Forum: Poser - OFFICIAL


Subject: Render size?

Kinouk opened this issue on Jan 19, 2003 ยท 11 posts


Bobasaur posted Sun, 19 January 2003 at 3:20 PM

A 3000 x3000 image has the same number of pixels at 300 dpi as it does at 72 dpi. The difference ends up being that a printer prints more fine detail when it's told to display 300 dots of ink within an inch of space than when it's told to display 72 dots of ink within an inch of space. For that matter, a 768 x 432 animation has the same number of pixels whether it's 300 dpi or 72 dpi. It might be displayed differently on the monitor, but the monitor is still working with the same number of pixels. Obviously, if the monitor is displaying more pixels per inch, the graphic will look sharper. However computer monitors can show different resolutions - 640 x 480, 800 x 600, 1024 x 768, etc. TVs, on the other hand, have a fixed resolution. BTW, Silver, I did some checking on the 16:9 thing Friday and finished up just now. My boss said that when he'd done the 16:9 widescreen DVDs, he'd set up the graphics like it said in our Sonic DVD Burner manual.
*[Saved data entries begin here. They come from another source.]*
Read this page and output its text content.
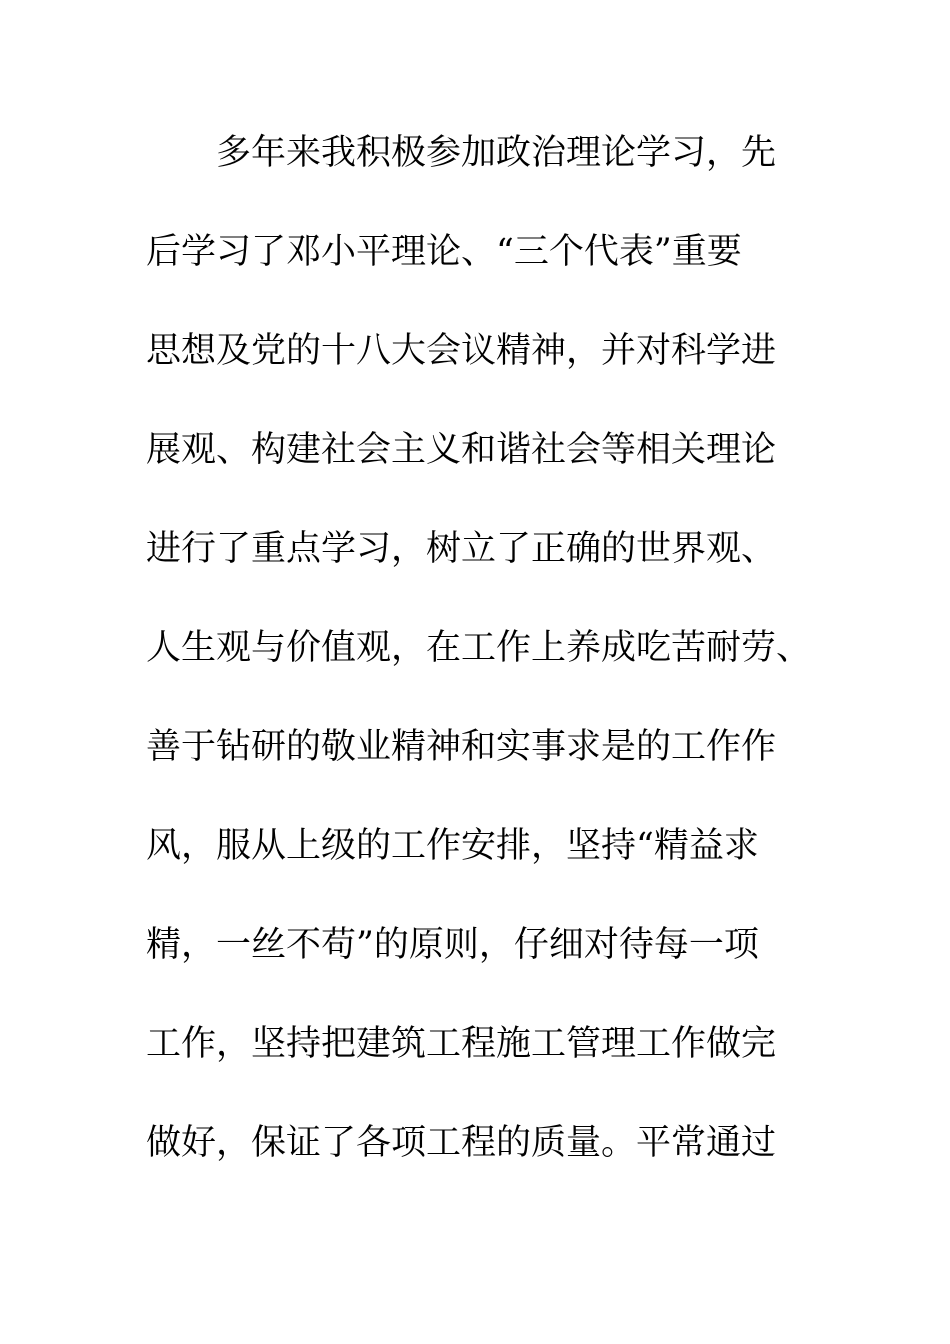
多年来我积极参加政治理论学习，先
后学习了邓小平理论、“三个代表”重要
思想及党的十八大会议精神，并对科学进
展观、构建社会主义和谐社会等相关理论
进行了重点学习，树立了正确的世界观、
人生观与价值观，在工作上养成吃苦耐劳、
善于钻研的敬业精神和实事求是的工作作
风，服从上级的工作安排，坚持“精益求
精，一丝不苟”的原则，仔细对待每一项
工作，坚持把建筑工程施工管理工作做完
做好，保证了各项工程的质量。平常通过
I looked in the manual and there's a table entitled "DVD-compliant source picture resolution." It lists 720 x 480 and 704 x 480 as the appropriate NTSC picture resolutions for both 16:9 and 4:3 Aspect Ratio DVDs. I just looked at my Adobe After Effects presets and there's one called "NTSC DV Widescreen." It's also 720 x 480. That doesn't make sense to me. I'm guessing that something in the settings must adapt the display to look 16:9. The pixels sure don't equal that. Hopefully someone will come along who knows the technical detail on that. As I said in the email, I've never messed with 16:9. I also did an experiment with After Effects. I created a 300 x 300 square. I saved a copy at 72 dpi and one at 300 dpi. I imported the copies into After Effects into a standard 720 x 480 composition. They both displayed at exactly the same size on the screen. Since the output is fixed, After Effects will have to compute the resizing of the 300 dpi version each frame that it renders. The output will look the same. Thus, I don't think the 300 dpi for video buys you any quality in the end product. It looks like you would end up adding calculations (and thus render time) to any post production, rendering, or DVD encoding you do. I've always done my animations and stuff for video at 72 dpi. FWIW, I've never seen any video software that gave you a choice to change the dpi at all. All of it that I've used - Avid Media Composers, Avid Express, Final Cut Pro, Adobe Premiere, Adobe After Effects - operates at 72 dpi.